The information below comes from the statement of deficiencies compiled by health inspectors and provided to AHCJ by the Centers for Medicare and Medicaid Services. It does not include the steps the hospital plans to take to fix the problem, known as a plan of correction. For that information, you should contact the hospital, your state health department or CMS. Accessing the document may require you to file a Freedom of Information Request. Information on doing so is available here.

HIGHLAND HOSPITAL 300 56TH ST SE CHARLESTON, WV 25304 June 26, 2019
VIOLATION: PATIENT CARE ASSIGMENTS Tag No: A0397
Based on document review and staff interviews it was determined the hospital failed to ensure the House Supervisor followed the hospital's Incident Reporting policy. This failure has the potential to negatively impact patients receiving care at this hospital.

Findings include:

1. A review of the hospital policy titled Tobacco and Smoke Free Campus Policy, last revised 7/18, states: "This policy has been implemented to establish procedures to ensure the right to a smoke-free campus experience for employees, patients and visitors of Highland Hospital." The policy further states under the heading of definitions: "Electronic Cigarette (also known as e-cigarettes and personal vaporizers)." Under the heading titled Policy Defined states in part: ".... Smoking by employees is prohibited on campus."

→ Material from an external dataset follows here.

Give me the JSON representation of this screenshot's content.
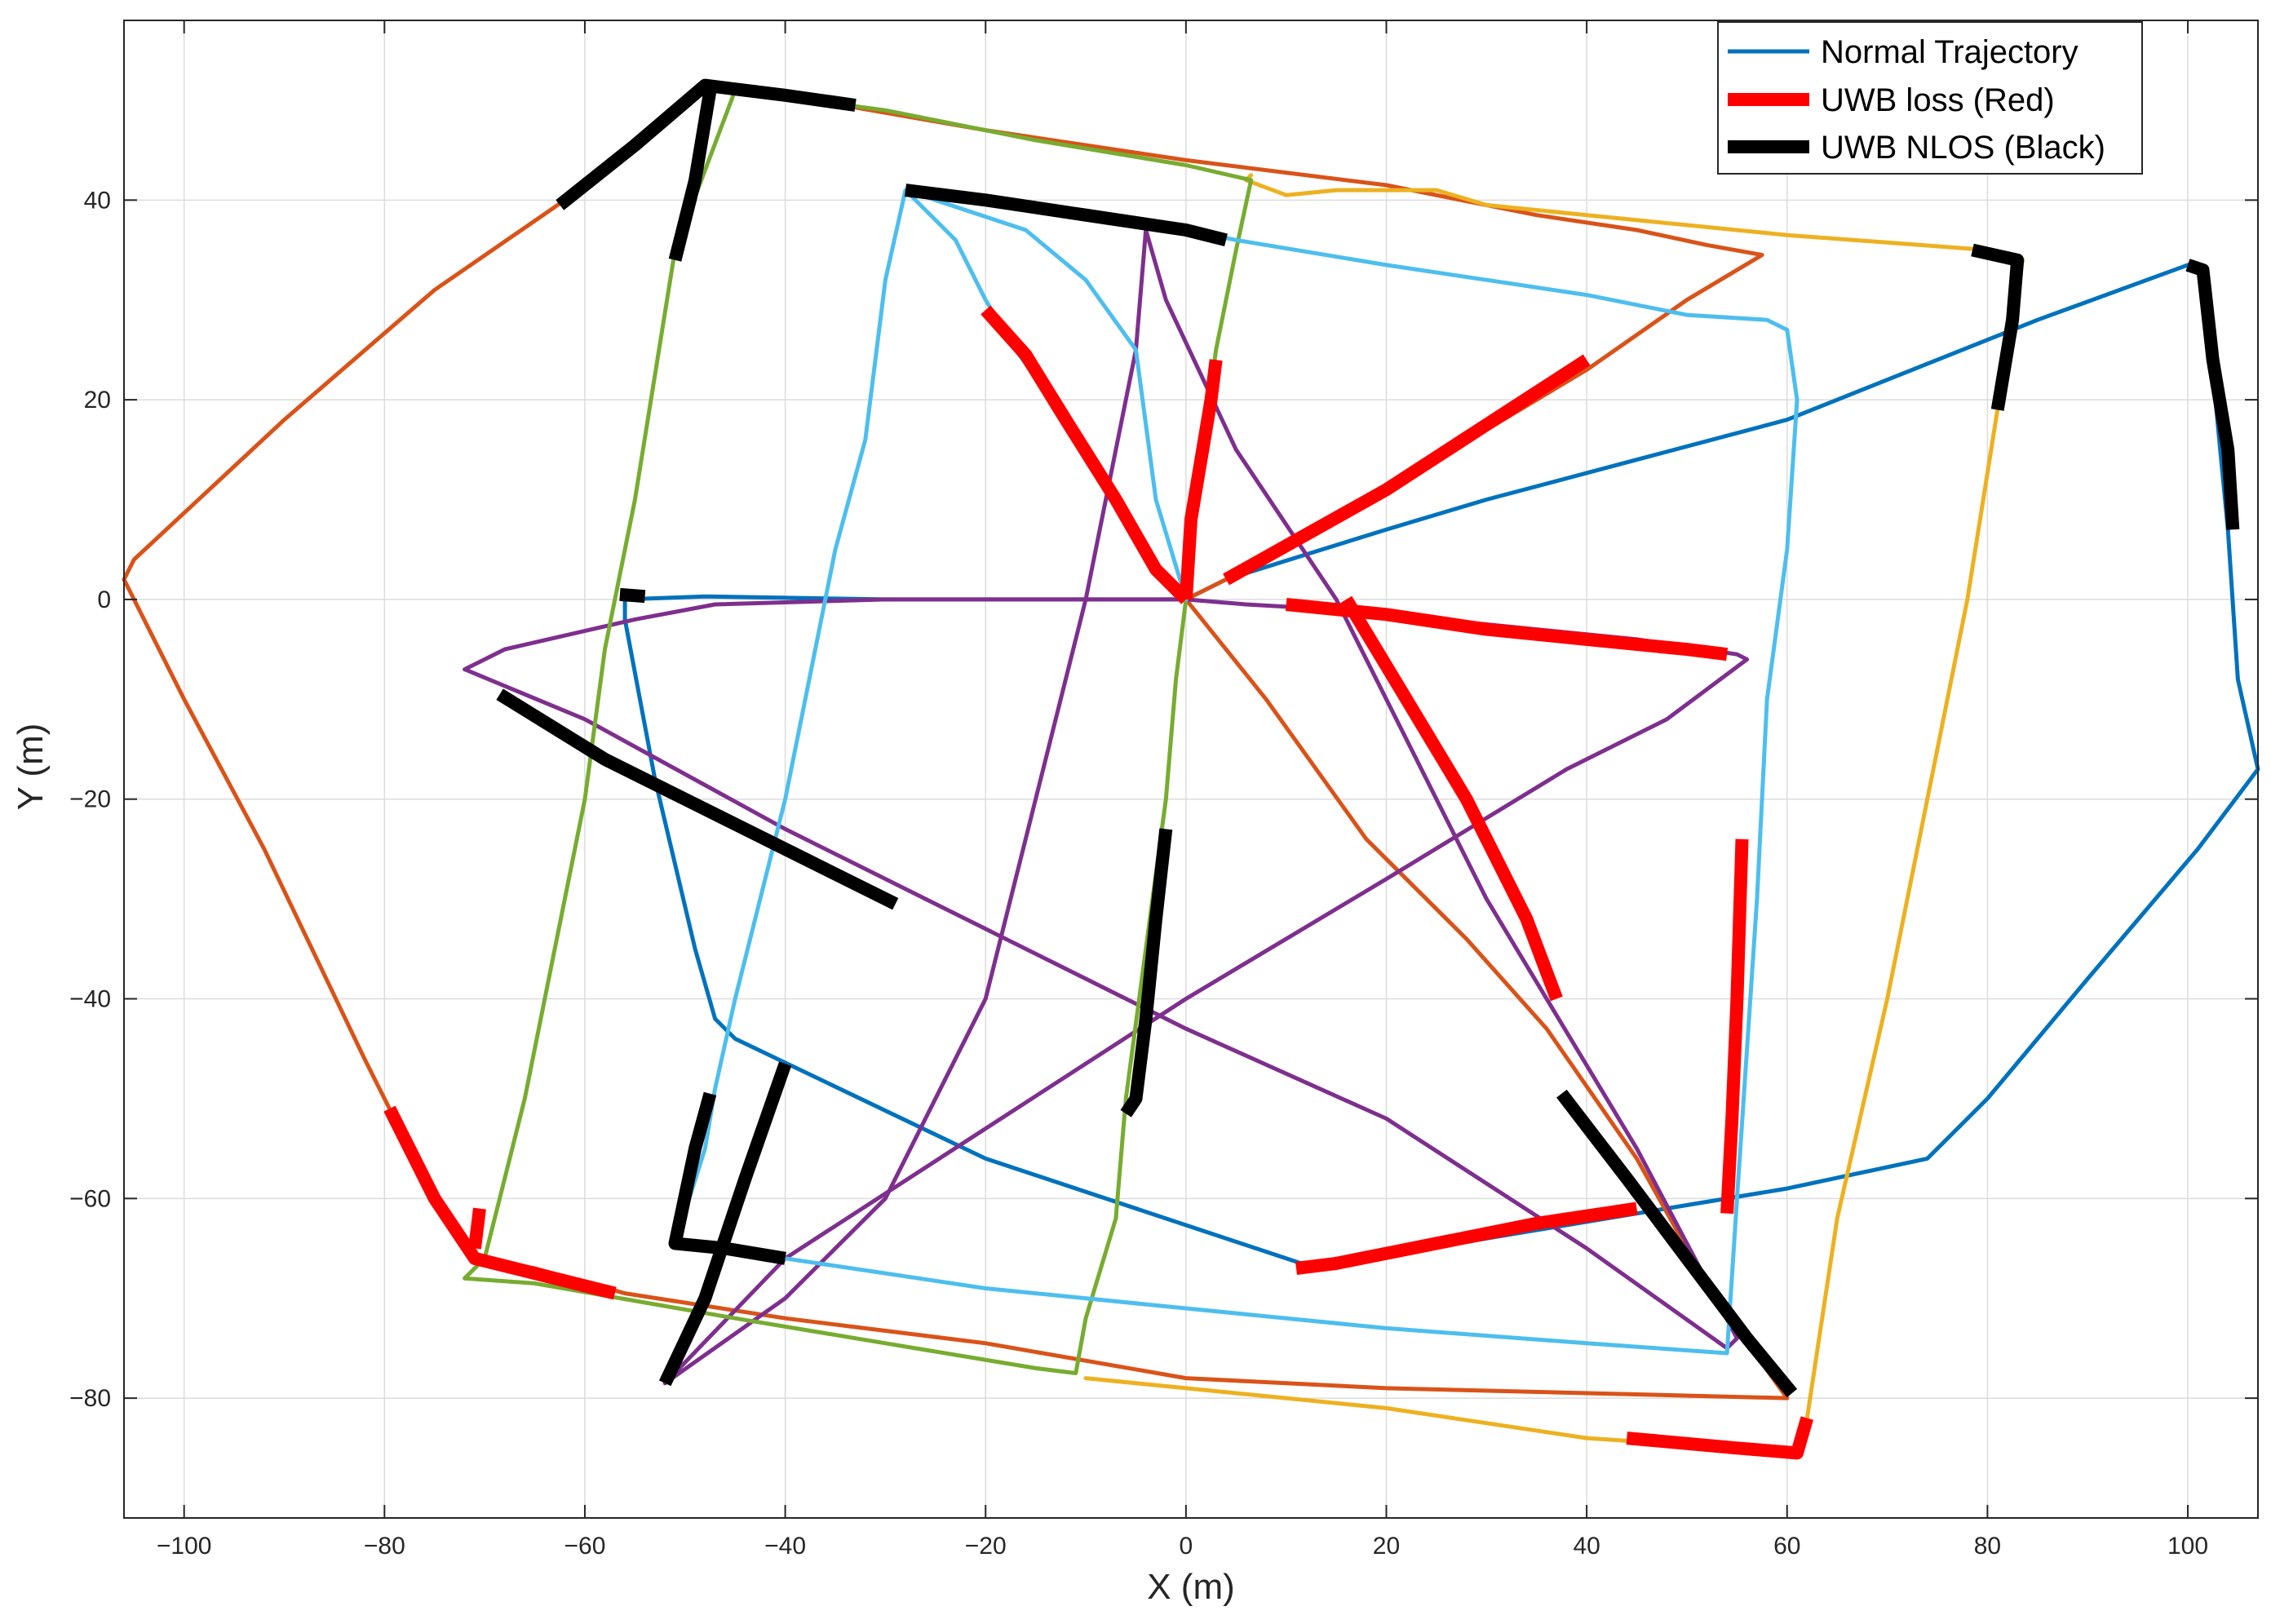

2. A review of the hospital document titled Security America, Inc. Incident Report reveals on 5/12/19 at 4:16 a.m. fire alarm panel activation took place. Detailed description of incident: "At approximately 0416 hours fire alarm panel activated indicating smoke 1st floor lounge, this is the HHC Detox TV Room, this officer (Security Guard #1) responded to site, this officer and HHC staff members Registered Nurse (RN) #1 and Behavioral Health Technician (BHT) #3 conducted complete sweep of unit, no discrepancies noted .... Charleston Fire Department Unit 456 arrived on site, fire response terminated."

3. A review of the hospital document titled Security America, Inc. Incident Report reveals on 5/24/19 at 12:34 a.m. fire alarm panel activation took place. Detailed description of incident: "At approximately 0034 hours fire alarm activated indicating smoke 2nd floor, this officer (Security Guard #1) responded on site to inspect. Complete sweep of Children's and Tween units by this officer and staff members, no discrepancies noted on Children's unit. This officer and House Supervisor #2 smelled a strong sweet smell emanating from North nurse's station during sweep of Tween unit .... RN #1 was assigned to detox unit on 12 May 2019 when fire alarms were activated at 0416 hours. After reviewing camera footage of both fire alarms incidents, evidentiary visuals exist of staff member RN #1 handling vaping apparatus prior to both fire alarm incidents. This officer passed this information onto Nursing Supervisor #2 for investigative inquiry... This officer spoke to fire department unit 456 personnel about situation ..."

4. A review of the job description for Nurse Supervisor states in part: "...Assures any suspect Adverse Drug Reaction, Infection Control or Incident Report are completed thoroughly and accurately, at the time of the occurrence. Assures that the follow-up necessary is completed and documented per policy/procedure."

5. A review of the hospital policy titled Incident Reporting, last reviewed 7/28/18, states: "All reports need to be completed immediately and given to the Nurse Supervisor's office for triage. The report should be filled out completely with accurate time, date, witnesses and other relevant facts."

6. In a telephone interview with House Supervisor #1 on 6/25/19 at approximately 10:55 a.m. it was revealed that he was working during the incident on 5/24/19 when the fire alarm went off. He said security does the incident report but he never received a copy of the report. He did not call the Administrator on call that night. He stated, "I told the Assistant Director of Nursing (ADON) the next morning in report." When questioned why he did not notify the Administrator on call he stated, "It wasn't an actual fire so I didn't bother them."

7. An interview was conducted on 6/25/19 at approximately 1:00 p.m. with the Administrator on call for the day of 5/24/19. During the interview he stated he was never notified of a fire alarm being activated and the fire department responding during his time on call. He stated, "That would be something I would be expected to be notified of if the fire department responded to the hospital."

8. An interview was conducted with the Director of Quality and Risk Management on 6/25/19 at approximately 9:00 a.m. She stated she was not made aware of the incident until the Director of Security brought her the incident report for 5/12/19 and 5/24/19 and notified her of the situation. She stated, "I sent out an email telling them I had received no incident reports related to either date and wanting to know if notification had been made to nursing, her manager or Human Resources (HR). The only thing I received back was that it was being investigated. I have had no further follow-up on the situation." When asked if the fire department responding to the fire alarm would warrant a notification to the Administrator on call she stated, "I would think so and an incident report being filled out and turned in to me."